É tal a habituação ao sofrimento, que chega a ser muitas vezes necessário que este tome uma proporção mais severa e disfuncional, para que haja consciência da sua existência e da maneira como este tem atuado como pano de fundo nas suas vidas. Até aí, é como se tivesse aprendido que o “normal” é uma vida que implica dor e dificuldades e nada se pode fazer em relação a tal, a não ser ignorar e viver uma encenação cativante de que está (sempre) tudo bem.

É fácil perceber como este tipo de aprendizagem acontece, tendo em conta as exigências de um contexto que parece não ter tempo para esperar – pois “a vida continua” -, mas também, face à facilidade momentânea que representa evitar a dor que é estar em contacto com o que nos faz sofrer. É fácil compreender como este processo é atrativo e permite viver de forma aparentemente funcional, por ajudar a atender e responder de forma automática, seletiva e económica aos muitos estímulos que são recebidos em simultâneo.

O processo de habituação ocorre nas mais simples e diversificadas situações do nosso dia a dia. Para tornar mais fácil a sua compreensão, abaixo será descrita uma situação exemplo que pode ser facilmente experienciada por todos e tão bem ilustra este tipo de aprendizagem que pode ser necessário e inevitável.

Vamos imaginar que nos dirigimos a um café com a intenção de trabalhar sobre as nossas leituras e escritas. Numa primeira instância, os milhares de sons e interações que ocorrem ao nosso redor começam por ser notados – por exemplo as conversas paralelas, as chávenas e pratos de porcelana a serem arrumados, os pedidos e atendimentos, as teclas de computadores, a porta a abrir e a fechar, a música a tocar, as preocupações da nossa mente, entre outros. No entanto, ao final de algum tempo, com o intuito de nos envolvermos/ao envolvermo-nos nesta tarefa, deixamos de prestar tanta atenção a esta quantidade de estímulos envolvente (menos reação visual e auditiva), e estes tornam-se apenas num ruído habituado e pouco discriminado.

Imaginemos ainda que, já a meio da tarefa, de repente, um prato cai ao chão e faz um barulho diferente dos sons habituais (do ruído), mais agressivo aos nossos ouvidos. Por ser diferente e intenso, faz com que paremos e nos apercebamos novamente dos outros sons, assim como, do esforço acrescido que tem sido feito para nos habituarmos a estes. É tomada consciência que, embora nos tenhamos envolvido neste processo que não permite ter noção do que constitui o ruído, ou mesma da sua existência, o ruído não deixou de ser ruído e de forma subtil e crescente, veio perturbar a nossa atenção e reduzir a motivação e tolerância para concretizar a tarefa pensada. Por termos consciência de tal, novas decisões podem ser tomadas, inclusive decisões que nos ajudem a perceber e lidar com o ruído, como por exemplo, sair do café e ir para um lugar mais sossegado onde possamos descansar e recuperar energias.
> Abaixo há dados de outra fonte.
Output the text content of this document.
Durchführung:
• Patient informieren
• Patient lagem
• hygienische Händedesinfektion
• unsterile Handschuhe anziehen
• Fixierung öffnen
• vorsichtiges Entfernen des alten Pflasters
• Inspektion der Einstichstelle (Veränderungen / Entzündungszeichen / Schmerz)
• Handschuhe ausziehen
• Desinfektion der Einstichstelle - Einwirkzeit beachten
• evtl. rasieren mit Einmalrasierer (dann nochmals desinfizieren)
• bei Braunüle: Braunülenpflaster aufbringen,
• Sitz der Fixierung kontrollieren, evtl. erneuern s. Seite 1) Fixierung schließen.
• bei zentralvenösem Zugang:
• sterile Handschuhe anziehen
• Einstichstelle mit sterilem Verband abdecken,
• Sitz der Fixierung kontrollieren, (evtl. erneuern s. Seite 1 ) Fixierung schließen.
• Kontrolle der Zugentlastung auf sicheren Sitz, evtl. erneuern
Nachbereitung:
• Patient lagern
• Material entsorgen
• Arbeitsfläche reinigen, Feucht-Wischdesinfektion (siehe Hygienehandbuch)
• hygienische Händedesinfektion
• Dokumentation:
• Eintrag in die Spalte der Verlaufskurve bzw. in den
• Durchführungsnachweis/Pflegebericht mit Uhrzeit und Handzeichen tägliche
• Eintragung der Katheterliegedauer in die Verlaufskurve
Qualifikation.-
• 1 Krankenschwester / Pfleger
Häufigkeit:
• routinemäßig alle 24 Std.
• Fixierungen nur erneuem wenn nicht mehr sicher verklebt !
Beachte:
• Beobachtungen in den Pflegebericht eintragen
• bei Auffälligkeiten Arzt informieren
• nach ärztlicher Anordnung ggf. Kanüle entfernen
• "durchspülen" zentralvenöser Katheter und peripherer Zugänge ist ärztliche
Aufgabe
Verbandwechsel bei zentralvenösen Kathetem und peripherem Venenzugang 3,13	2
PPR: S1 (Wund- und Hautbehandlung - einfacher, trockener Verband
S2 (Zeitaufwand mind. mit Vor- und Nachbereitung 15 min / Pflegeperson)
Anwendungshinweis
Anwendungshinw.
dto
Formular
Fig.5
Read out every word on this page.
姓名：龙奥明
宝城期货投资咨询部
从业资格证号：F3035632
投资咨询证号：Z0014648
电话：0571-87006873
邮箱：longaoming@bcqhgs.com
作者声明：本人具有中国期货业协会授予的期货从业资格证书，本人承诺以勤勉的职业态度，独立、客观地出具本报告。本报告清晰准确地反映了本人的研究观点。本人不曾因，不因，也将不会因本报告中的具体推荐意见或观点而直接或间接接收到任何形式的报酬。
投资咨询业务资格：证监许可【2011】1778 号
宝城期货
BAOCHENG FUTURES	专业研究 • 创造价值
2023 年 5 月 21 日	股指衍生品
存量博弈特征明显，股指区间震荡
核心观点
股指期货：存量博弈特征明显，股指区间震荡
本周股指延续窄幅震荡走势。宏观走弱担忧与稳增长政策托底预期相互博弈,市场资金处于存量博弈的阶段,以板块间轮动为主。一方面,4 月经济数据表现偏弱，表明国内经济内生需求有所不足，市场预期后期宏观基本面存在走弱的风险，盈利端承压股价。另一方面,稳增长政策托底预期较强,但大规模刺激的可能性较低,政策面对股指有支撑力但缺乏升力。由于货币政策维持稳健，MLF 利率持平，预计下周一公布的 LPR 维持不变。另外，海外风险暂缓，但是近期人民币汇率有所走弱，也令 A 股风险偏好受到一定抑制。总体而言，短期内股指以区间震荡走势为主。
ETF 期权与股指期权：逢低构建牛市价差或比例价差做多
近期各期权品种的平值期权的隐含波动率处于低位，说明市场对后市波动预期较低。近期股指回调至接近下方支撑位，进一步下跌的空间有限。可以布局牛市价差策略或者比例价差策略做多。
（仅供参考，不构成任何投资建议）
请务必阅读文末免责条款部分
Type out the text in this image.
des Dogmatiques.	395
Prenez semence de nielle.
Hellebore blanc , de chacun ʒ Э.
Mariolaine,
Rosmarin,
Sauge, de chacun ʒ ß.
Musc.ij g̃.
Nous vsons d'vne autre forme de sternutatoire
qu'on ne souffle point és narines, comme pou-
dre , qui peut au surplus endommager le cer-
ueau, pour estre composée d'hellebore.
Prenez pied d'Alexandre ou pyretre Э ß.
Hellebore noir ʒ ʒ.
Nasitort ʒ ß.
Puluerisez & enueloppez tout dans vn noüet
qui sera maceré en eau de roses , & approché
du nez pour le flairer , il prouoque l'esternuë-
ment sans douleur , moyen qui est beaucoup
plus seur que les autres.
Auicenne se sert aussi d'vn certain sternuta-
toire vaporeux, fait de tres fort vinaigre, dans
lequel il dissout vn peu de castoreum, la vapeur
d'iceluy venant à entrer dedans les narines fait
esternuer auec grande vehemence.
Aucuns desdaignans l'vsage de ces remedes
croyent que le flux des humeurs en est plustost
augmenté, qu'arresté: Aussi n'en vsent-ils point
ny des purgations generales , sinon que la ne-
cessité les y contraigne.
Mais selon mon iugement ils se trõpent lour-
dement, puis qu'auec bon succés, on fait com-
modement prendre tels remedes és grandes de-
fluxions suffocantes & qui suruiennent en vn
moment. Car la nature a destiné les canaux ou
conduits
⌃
Imagine-se que este ruído equivale ao sofrimento habituado nas nossas vidas. Podemos não nos dar conta da sua existência, mas subtilmente a sua influência vai-se fazendo notar na maneira enviesadamente negativa como processamos a informação (a selecionamos, interpretamos e recuperamos) e na maneira como nos sentimos (por exemplo, pouco motivados, menos tolerantes, cansados, apáticos ou preocupados excessivamente, tristes, angustiados, stressados).

Por se andar frequentemente em modo piloto automático, torna-se mais difícil perceber que isto está a acontecer, sendo preciso que “um prato caia” e provoque um barulho mais agressivo – por exemplo experiência de pânico, depressão, burnout, ou um evento significativo - para ser notada a existência de tal sofrimento. Ainda assim, o esforço (mesmo inconsciente) para o evitar aliado a este automatismo, faz com que tal experiência seja notada de forma pouco diferenciada, sem noção dos eventos, dores emocionais e dificuldades que a desencadearam, ficando para muitos apenas o susto e a incompreensão sobre aquilo que está a ser vivido.

Sem intenção alguma de julgar este tipo de aprendizagem, o presente texto pretende apenas alertar para a facilidade em que se envolve neste tipo de processo, e simultaneamente, para a consequente necessidade de sair deste automatismo, de parar e notar nas sensações, emoções e pensamentos experienciados em cada momento ou fase de vida. Deste modo, a aceitação, cuidado e processamento dessa experiência poderão ser mais facilmente promovidos dentro do espaço e tempo que esta o requer, reduzindo a probabilidade de tal culminar em algo mais disruptivo e perturbador a longo prazo.